I would say Friedrich Nietzsche.
I love his idea of the “eternal recurrence”, which does not mean, as many believe, that we are actually “doomed” to cyclically and eternally repeat our existence.
Rather, it means that if we actually were doomed to live the same life again and again, and therefore to repeat the same choices that we made in the first place, we have to act in ways that we would not regret our choices and that we will be happy to repeat them every single time.
Put simply, it means “always act according to your real desires”.
Before this, you studied at the University of Florence. What are some major differences between studying at an Italian university and an Australian one?
It’s not easy to say, since that was a different stage of my education, but I will try.
First of all, tertiary education in Italy is much more accessible than in Australia, since you are not required to pay the same amount of fees that you pay here.
In Italy, university fees are determined by your family’s income and by the degree you are enrolled in, which means that a degree in humanities has lower fees than a degree in medicine, and that the richer you are, the higher fees you have to pay.
But they never reach the ridiculous amount of Australian universities fees.
And they do not discriminate between local and international students.
Then, there are also some differences in the academic programmes, but it would be too long to explain here.
In 2017, you launched a campaign demanding travel concessions for international students. How did this turn out? Why do you think international students should have concessions?
The campaign was initiated by the Bankstown Student Council at WSU, of which I was a member back then.
The petition was also supported by other student councils, such as the University of Sydney one, and other political organisations, such as the youth branch of the Socialist Alliance, of which I am also a member.
The turnout was great and we collected thousands of signatures, both from domestic and international students.
We also handed the signed sheets to the NSW Parliament, thanks to the help of two Greens’ MPs, Mehreen Faruqi and David Shoebridge.
The issue has also been mentioned in the NSW Parliament in a couple of occasions, but until now the law still hasn’t been changed.
There are plenty of reasons why international students should have travel concessions, as is the case for domestic students.
First of all, it is not fair to discriminate and exclude someone from a service based only on their place of birth.
Also, international students are already required to pay at least twice as much as domestic students in terms of university fees, and their families are struggling a lot to give them the opportunity to get an education in this country.
Plus, NSW is the only State in Australia where international students cannot access travel concessions.
However, more than one third of the national total of international students are in NSW, so this exclusion is even more unfair, since we are talking about more than 300,000 students.
Also, it cannot be ignored that international students represent a significant boost for the quality of Australian universities’ teaching and research: that is, we come here not only to learn, but to take part to research projects and to put our knowledge and skills at the disposal of this country.
Indeed, if the research quality of Australian universities has increased so much in the last few years, part of the merit has to go to international HDR and PhD students.

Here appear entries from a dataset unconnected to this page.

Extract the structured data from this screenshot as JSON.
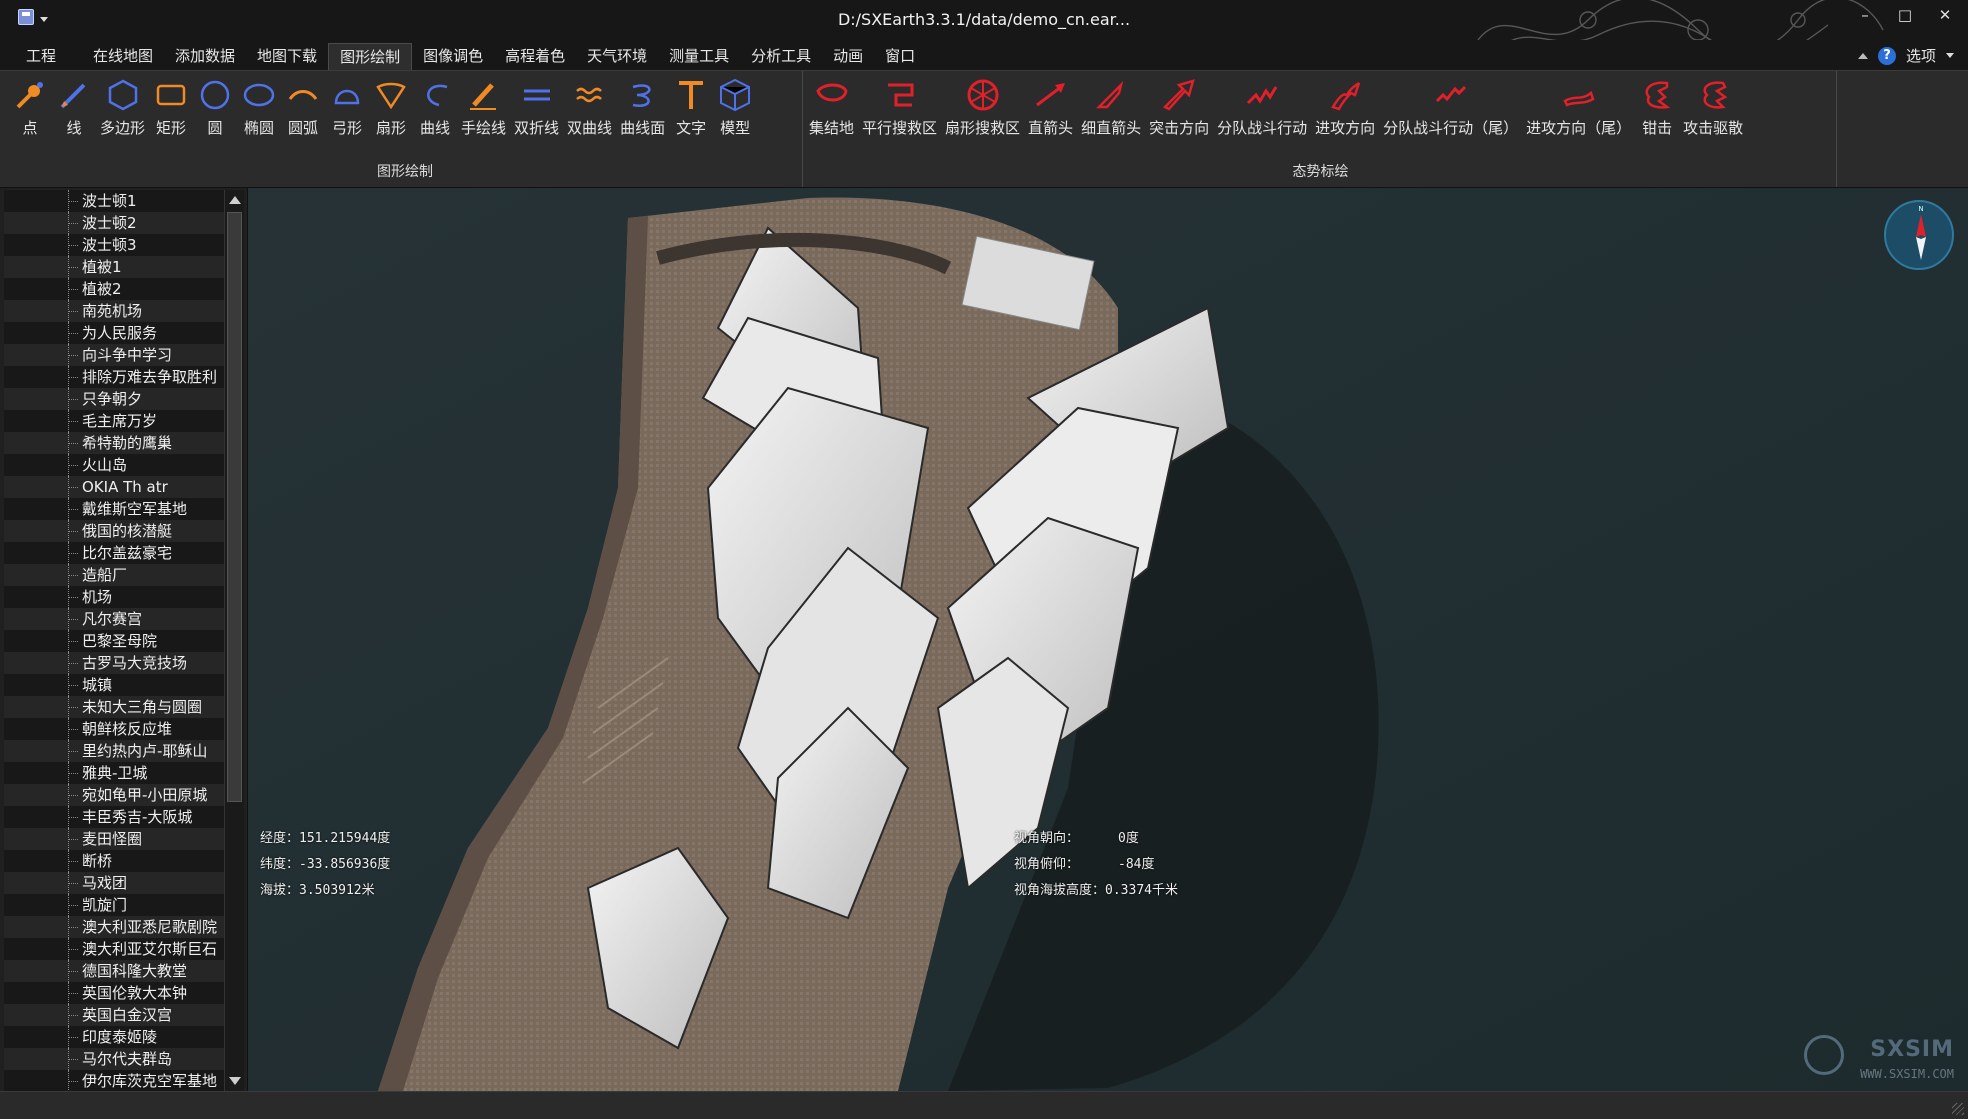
{
  "window": {
    "title": "D:/SXEarth3.3.1/data/demo_cn.ear...",
    "minimize": "–",
    "maximize": "□",
    "close": "✕"
  },
  "menu": {
    "tabs": [
      "工程",
      "在线地图",
      "添加数据",
      "地图下载",
      "图形绘制",
      "图像调色",
      "高程着色",
      "天气环境",
      "测量工具",
      "分析工具",
      "动画",
      "窗口"
    ],
    "active_index": 4,
    "options_label": "选项"
  },
  "ribbon": {
    "drawing": {
      "title": "图形绘制",
      "items": [
        {
          "label": "点",
          "icon": "point-icon"
        },
        {
          "label": "线",
          "icon": "line-icon"
        },
        {
          "label": "多边形",
          "icon": "polygon-icon"
        },
        {
          "label": "矩形",
          "icon": "rectangle-icon"
        },
        {
          "label": "圆",
          "icon": "circle-icon"
        },
        {
          "label": "椭圆",
          "icon": "ellipse-icon"
        },
        {
          "label": "圆弧",
          "icon": "arc-icon"
        },
        {
          "label": "弓形",
          "icon": "bow-icon"
        },
        {
          "label": "扇形",
          "icon": "sector-icon"
        },
        {
          "label": "曲线",
          "icon": "curve-icon"
        },
        {
          "label": "手绘线",
          "icon": "freehand-icon"
        },
        {
          "label": "双折线",
          "icon": "double-polyline-icon"
        },
        {
          "label": "双曲线",
          "icon": "double-curve-icon"
        },
        {
          "label": "曲线面",
          "icon": "curve-surface-icon"
        },
        {
          "label": "文字",
          "icon": "text-icon"
        },
        {
          "label": "模型",
          "icon": "model-icon"
        }
      ]
    },
    "situation": {
      "title": "态势标绘",
      "items": [
        {
          "label": "集结地",
          "icon": "assembly-area-icon"
        },
        {
          "label": "平行搜救区",
          "icon": "parallel-search-icon"
        },
        {
          "label": "扇形搜救区",
          "icon": "sector-search-icon"
        },
        {
          "label": "直箭头",
          "icon": "straight-arrow-icon"
        },
        {
          "label": "细直箭头",
          "icon": "thin-arrow-icon"
        },
        {
          "label": "突击方向",
          "icon": "assault-direction-icon"
        },
        {
          "label": "分队战斗行动",
          "icon": "squad-action-icon"
        },
        {
          "label": "进攻方向",
          "icon": "attack-direction-icon"
        },
        {
          "label": "分队战斗行动（尾）",
          "icon": "squad-action-tail-icon"
        },
        {
          "label": "进攻方向（尾）",
          "icon": "attack-direction-tail-icon"
        },
        {
          "label": "钳击",
          "icon": "pincer-icon"
        },
        {
          "label": "攻击驱散",
          "icon": "attack-disperse-icon"
        }
      ]
    }
  },
  "tree": {
    "items": [
      "波士顿1",
      "波士顿2",
      "波士顿3",
      "植被1",
      "植被2",
      "南苑机场",
      "为人民服务",
      "向斗争中学习",
      "排除万难去争取胜利",
      "只争朝夕",
      "毛主席万岁",
      "希特勒的鹰巢",
      "火山岛",
      "OKIA Th atr",
      "戴维斯空军基地",
      "俄国的核潜艇",
      "比尔盖兹豪宅",
      "造船厂",
      "机场",
      "凡尔赛宫",
      "巴黎圣母院",
      "古罗马大竞技场",
      "城镇",
      "未知大三角与圆圈",
      "朝鲜核反应堆",
      "里约热内卢-耶稣山",
      "雅典-卫城",
      "宛如龟甲-小田原城",
      "丰臣秀吉-大阪城",
      "麦田怪圈",
      "断桥",
      "马戏团",
      "凯旋门",
      "澳大利亚悉尼歌剧院",
      "澳大利亚艾尔斯巨石",
      "德国科隆大教堂",
      "英国伦敦大本钟",
      "英国白金汉宫",
      "印度泰姬陵",
      "马尔代夫群岛",
      "伊尔库茨克空军基地"
    ]
  },
  "map": {
    "longitude_label": "经度：",
    "longitude": "151.215944度",
    "latitude_label": "纬度：",
    "latitude": "-33.856936度",
    "altitude_label": "海拔：",
    "altitude": "3.503912米",
    "heading_label": "视角朝向：",
    "heading": "0度",
    "pitch_label": "视角俯仰：",
    "pitch": "-84度",
    "cam_alt_label": "视角海拔高度：",
    "cam_alt": "0.3374千米",
    "watermark": "SXSIM",
    "watermark_url": "WWW.SXSIM.COM"
  },
  "colors": {
    "drawing_accent": "#f08a24",
    "drawing_blue": "#4f72e8",
    "situation_red": "#e0202a",
    "background": "#1c1c1c"
  }
}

You write for Australian progressive newspaper Green Left Weekly (GLW). How did you first get involved with this paper?
I firstly get involved with the Resistance club on Bankstown campus, and then I have met the GLW editors and activists, offering them my help.
They accepted and I started writing about Italian and European politics, which are going through a very delicate but interesting period.
What are the benefits of community-run papers and how do they cause change in society?
I firmly believe in freedom of press and that big corporations should not interfere with it.
Community-run and activists-run papers are a fundamental cornerstone for free and independent press, since they are the best alternative to the corporate mainstream media.
They are the only papers that are really on people’s side, without third party interests.